Die Systematik der im öffentlichen Dienst geltenden Tarifverträge, insbesondere ein Abgleich des § 2 TVÜ-VKA und des § 2 TVÜ-Bund, wobei in beiden Fällen auf Gewerkschaftsseite die Gewerkschaft ver.di diese Tarifverträge abgeschlossen hat, spricht für eine statische Fortgewährung der Theaterbetriebszulage und gegen jedwede Entgeltanpassung im Sinne der neuen Vorschriften des öffentlichen Dienstes. Denn im Bereich des TVÜ-VKA fehlt gerade die entsprechende Vorschrift des TVÜ-Bund, die in § 2 Abs. 4 TVÜ-Bund ausdrücklich die Regelung trifft, dass soweit in nicht ersetzten Tarifverträgen und Vertragsregelungen auf Vorschriften verwiesen wird, die aufgehoben oder ersetzt worden sind, an deren Stelle bis zu einer redaktionellen Anpassung die Regelung des TVÖD bzw. TVÜ-Bund entsprechend gelten. Diese in TVÜ-Bund getroffene Regelung ist keineswegs selbstverständlich, sie normiert kein allgemeines Prinzip und enthält nicht lediglich eine Klarstellung sondern normiert etwas, was ohne eine solche Regelung nicht gegolten hätte. Mit anderen Worten: Weil § 2 TVÜ-VKA eine solche besondere Vorschrift nicht enthält, gilt das in § 2 Abs. 4 TVÜ-Bund normierte Prinzip im Bereich des TVÜ-VKA gerade nicht.
cc.
Dieser Regelungssystematik entspricht auch der erkennbare Sinn und Zweck, den die Tarifvertragsparteien der Regelung des § 2 Abs. 2 TVÜ-VKA beigemessen haben. Dort haben sie den Tarifvertragsparteien des BZTV bzw. sich selbst eine besondere Verantwortung auferlegt, den seinerzeit geltenden Status entweder zu belassen oder aber fortzuentwickeln bzw. zu verändern. Hierbei ist sogar eine für die Arbeitnehmer ungünstige Entwicklung und Veränderung möglich, beispielsweise weil die Tarifvertragsparteien zu der übereinstimmenden Auffassung gelangen, das bisherige System der Theaterbetriebszulage sei antiquiert.
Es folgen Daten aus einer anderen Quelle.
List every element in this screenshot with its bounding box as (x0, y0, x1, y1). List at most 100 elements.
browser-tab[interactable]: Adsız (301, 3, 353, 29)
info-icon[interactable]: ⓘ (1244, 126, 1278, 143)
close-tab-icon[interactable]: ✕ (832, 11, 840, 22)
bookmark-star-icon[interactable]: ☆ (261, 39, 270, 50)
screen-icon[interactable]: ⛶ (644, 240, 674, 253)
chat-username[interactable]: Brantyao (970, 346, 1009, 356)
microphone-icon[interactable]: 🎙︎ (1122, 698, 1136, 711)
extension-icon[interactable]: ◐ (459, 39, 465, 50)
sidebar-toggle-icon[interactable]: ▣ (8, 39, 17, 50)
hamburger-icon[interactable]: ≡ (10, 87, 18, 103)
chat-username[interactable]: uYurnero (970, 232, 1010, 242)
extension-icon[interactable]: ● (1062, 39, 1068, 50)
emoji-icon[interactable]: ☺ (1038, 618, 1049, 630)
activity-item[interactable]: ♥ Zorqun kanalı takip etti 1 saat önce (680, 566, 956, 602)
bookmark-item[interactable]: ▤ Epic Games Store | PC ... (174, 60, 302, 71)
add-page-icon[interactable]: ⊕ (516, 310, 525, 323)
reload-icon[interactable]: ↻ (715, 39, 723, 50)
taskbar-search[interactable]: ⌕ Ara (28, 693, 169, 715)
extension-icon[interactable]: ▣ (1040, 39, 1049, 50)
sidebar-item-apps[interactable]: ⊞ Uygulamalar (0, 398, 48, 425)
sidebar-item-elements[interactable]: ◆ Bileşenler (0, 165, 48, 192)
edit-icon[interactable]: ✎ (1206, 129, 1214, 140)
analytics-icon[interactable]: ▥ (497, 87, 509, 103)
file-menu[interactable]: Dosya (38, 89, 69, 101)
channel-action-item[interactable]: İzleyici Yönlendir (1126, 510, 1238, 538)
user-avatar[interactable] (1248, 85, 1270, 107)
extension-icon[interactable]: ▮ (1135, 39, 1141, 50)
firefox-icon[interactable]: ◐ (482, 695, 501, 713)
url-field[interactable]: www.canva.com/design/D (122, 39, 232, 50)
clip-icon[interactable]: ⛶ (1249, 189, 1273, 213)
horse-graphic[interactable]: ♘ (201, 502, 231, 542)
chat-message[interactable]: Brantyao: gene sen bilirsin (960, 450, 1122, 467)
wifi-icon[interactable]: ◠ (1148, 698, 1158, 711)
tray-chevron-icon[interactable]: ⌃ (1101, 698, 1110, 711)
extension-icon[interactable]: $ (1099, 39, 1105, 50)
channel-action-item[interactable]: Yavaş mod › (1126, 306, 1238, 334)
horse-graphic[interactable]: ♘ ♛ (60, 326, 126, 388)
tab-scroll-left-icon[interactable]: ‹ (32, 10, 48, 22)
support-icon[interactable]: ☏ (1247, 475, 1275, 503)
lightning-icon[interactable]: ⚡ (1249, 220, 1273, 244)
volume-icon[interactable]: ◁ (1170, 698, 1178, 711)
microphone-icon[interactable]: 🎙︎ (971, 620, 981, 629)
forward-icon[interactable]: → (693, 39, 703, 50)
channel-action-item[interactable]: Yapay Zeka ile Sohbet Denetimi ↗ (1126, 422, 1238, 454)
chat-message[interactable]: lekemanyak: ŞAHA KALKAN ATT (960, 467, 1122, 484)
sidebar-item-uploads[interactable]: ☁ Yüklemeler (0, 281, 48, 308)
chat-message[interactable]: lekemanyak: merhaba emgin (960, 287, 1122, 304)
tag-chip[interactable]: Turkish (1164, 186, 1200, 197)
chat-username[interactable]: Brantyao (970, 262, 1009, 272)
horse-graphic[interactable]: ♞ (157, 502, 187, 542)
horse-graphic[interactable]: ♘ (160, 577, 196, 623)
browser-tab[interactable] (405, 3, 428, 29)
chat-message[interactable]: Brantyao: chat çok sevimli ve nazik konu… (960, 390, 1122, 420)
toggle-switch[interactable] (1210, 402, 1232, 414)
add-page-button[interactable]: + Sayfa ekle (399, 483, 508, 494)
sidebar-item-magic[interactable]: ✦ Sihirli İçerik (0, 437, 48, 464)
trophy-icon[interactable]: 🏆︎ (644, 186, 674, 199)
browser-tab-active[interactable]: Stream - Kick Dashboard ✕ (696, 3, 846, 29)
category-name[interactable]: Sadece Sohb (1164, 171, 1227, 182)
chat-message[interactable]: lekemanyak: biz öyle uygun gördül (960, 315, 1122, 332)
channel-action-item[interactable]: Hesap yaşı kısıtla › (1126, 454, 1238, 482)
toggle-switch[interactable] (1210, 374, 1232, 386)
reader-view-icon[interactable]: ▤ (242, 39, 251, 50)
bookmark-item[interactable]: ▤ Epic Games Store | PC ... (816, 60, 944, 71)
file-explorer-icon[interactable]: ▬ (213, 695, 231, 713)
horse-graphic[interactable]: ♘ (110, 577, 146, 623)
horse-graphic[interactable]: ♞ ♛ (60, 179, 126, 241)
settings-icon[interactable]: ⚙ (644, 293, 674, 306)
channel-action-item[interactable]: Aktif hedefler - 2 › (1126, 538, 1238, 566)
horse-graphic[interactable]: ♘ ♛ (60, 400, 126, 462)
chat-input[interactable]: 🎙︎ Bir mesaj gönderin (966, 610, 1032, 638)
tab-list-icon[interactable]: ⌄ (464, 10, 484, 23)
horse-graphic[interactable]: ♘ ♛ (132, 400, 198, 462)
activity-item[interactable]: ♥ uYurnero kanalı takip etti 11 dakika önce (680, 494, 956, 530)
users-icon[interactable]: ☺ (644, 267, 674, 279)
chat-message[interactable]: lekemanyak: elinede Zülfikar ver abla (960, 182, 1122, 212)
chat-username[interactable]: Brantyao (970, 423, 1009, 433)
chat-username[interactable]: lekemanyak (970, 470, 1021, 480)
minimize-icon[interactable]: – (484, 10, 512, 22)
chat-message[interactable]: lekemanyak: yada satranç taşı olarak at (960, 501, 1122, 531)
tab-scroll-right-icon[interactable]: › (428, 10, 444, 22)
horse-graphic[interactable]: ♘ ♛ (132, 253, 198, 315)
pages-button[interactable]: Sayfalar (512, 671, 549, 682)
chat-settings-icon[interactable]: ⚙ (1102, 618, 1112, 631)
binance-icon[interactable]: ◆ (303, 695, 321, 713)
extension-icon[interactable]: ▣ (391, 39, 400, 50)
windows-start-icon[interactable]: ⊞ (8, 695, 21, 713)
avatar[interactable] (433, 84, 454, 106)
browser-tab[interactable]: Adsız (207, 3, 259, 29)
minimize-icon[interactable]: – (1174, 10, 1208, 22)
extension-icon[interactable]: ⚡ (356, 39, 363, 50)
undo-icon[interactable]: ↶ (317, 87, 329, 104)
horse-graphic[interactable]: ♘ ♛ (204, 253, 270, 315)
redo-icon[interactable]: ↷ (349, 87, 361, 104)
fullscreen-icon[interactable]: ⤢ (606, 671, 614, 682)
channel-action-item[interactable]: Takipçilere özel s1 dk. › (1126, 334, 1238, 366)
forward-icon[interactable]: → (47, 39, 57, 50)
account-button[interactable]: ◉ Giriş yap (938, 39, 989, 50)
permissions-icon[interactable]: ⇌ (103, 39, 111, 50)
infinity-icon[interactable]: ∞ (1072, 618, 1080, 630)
Mit dem in § 2 Abs. 2 TVÜ-VKA erkennbaren Prinzip der besonderen Verantwortlichkeit der Tarifvertragsparteien für die von den Mitgliedsverbänden der VKA abgeschlossenen Tarifverträge ist eine Tarifautomatik unvereinbar. Die Tarifvertragsparteien hätten eine Anpassung in jedweder Form, auch hinsichtlich der Höhe der Berechnungsgrundlage für den Theaterbetriebszuschlag vornehmen müssen. Dies ist nicht geschehen.
dd.
Nach den vorstehenden Einzelkriterien der Tarifauslegung ergibt sich eine statische Fortgeltung der Berechnungsgrundlage des Theaterbetriebszuschlages. Evtl. allgemeine Praktikabilitäts- oder gar Gerechtigkeitserwägungen, denen ohnedies nach der Rangfolge der bei einer Tarifauslegung geltenden Kriterien Hilfscharakter zukommt, müssen hinter diesem klaren Ergebnis zurück bleiben. Wenn etwas geändert werden soll, dann müssen dies die Tarifvertragsparteien tun. Hiervon ist die Berufungskammer uneingeschränkt überzeugt.
5.
Mit vorstehendem Auslegungsergebnis steht nicht nur die Unbegründetheit des Hauptantrages sondern auch der beiden Hilfsanträge fest. Auf die Problematik der richtigen Bezifferung des zweiten Hilfsantrages kommt es nicht mehr an.
C.
Die Klägerin hat gemäß § 97 Abs. 1 ZPO die Kosten ihrer erfolglosen Berufung zu tragen. Gemäß § 72 Abs. 2 ArbGG war wegen grundsätzlicher Bedeutung die Revision zum Bundesarbeitsgericht zuzulassen. Die entscheidende Rechtsfrage, ob § 2 Abs. 4 TVÜ-Bund ein allgemeines Prinzip oder aber eine Ausnahmevorschrift darstellt, die im Bereich des TVÜ-VKA nicht gilt, ist eine klärungsbedürftige Rechtsfrage, die angesichts einer Vielzahl von gleichgelagerten Streitfällen (nach der übereinstimmenden Darstellung der Prozessparteien: ca. 125 Arbeitnehmer) von grundsätzlicher Bedeutung ist.